Some ink, a sketchbook, his dreams, and a love for fashion was all Nick Perez needed to pave his own way into the fashion design industry.

At 19 years old, Perez makes a living off designing bridal and couture gowns and will be the first designer from Corpus Christi to show his line, NICO and compete at Austin Fashion Week April 5.

Perez will compete with about a dozen emerging designers in the BERNINA Fashion Fund.

Awards include a judges’ choice award crowning the official 2018 BERNINA Fashion Fund winner and a people’s choice award.
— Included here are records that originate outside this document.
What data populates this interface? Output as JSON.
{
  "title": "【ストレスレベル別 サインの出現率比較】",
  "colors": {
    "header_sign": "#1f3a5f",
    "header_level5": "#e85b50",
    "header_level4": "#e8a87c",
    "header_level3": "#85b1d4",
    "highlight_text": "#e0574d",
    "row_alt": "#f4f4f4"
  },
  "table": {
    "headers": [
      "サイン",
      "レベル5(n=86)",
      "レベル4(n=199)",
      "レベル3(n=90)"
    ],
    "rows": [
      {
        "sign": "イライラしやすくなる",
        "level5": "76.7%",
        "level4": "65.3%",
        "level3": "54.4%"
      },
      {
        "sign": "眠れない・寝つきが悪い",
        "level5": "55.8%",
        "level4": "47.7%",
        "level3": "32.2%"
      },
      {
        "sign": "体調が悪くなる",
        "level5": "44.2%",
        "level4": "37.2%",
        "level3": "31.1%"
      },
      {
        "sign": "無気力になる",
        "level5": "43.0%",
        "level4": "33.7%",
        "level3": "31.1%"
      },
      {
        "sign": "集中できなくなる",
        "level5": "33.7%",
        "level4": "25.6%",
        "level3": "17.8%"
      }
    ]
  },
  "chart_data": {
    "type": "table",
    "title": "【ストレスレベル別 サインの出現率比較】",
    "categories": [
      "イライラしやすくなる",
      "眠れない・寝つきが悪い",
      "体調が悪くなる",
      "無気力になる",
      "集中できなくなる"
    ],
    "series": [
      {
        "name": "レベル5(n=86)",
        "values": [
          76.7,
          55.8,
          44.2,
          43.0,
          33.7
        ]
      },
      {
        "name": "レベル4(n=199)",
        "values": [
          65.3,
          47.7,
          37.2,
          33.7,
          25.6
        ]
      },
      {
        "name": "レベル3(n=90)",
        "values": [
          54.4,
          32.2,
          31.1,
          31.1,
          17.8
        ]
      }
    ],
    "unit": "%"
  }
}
The judges’ choice winner will receive a prize from BERNINA and other brands to allow them to expand their label, and will also go on to represent the BERNINA Fashion Fund at Fashion X Dallas and Fashion X Houston in the Fall of 2018, officials said.

Perez, who is originally from Aransas Pass and living and working out of his studio in Corpus Christi has been designing since he was in high school, he said.

"I've always loved art and loved to draw but when I took a fashion design class in high school and I just fell in love with fashion," Perez said.

He started off designing and making prom dresses for his friends in school and his work and clientele grew from there, he said.

"I went from making street wear and edgy pieces to making couture gowns," Perez said, "I love taking time to make these pieces, I love that there's a story to tell and they're really pieces of art."

Last year, Perez's work was on the South Texas International Fashion and the WERK runways.

"I'm a dreamer. I really am. I come from humble beginings and everything I do is for my family," Perez said. "I love what I do and I'm so happy to know that I can sew and paint for a living.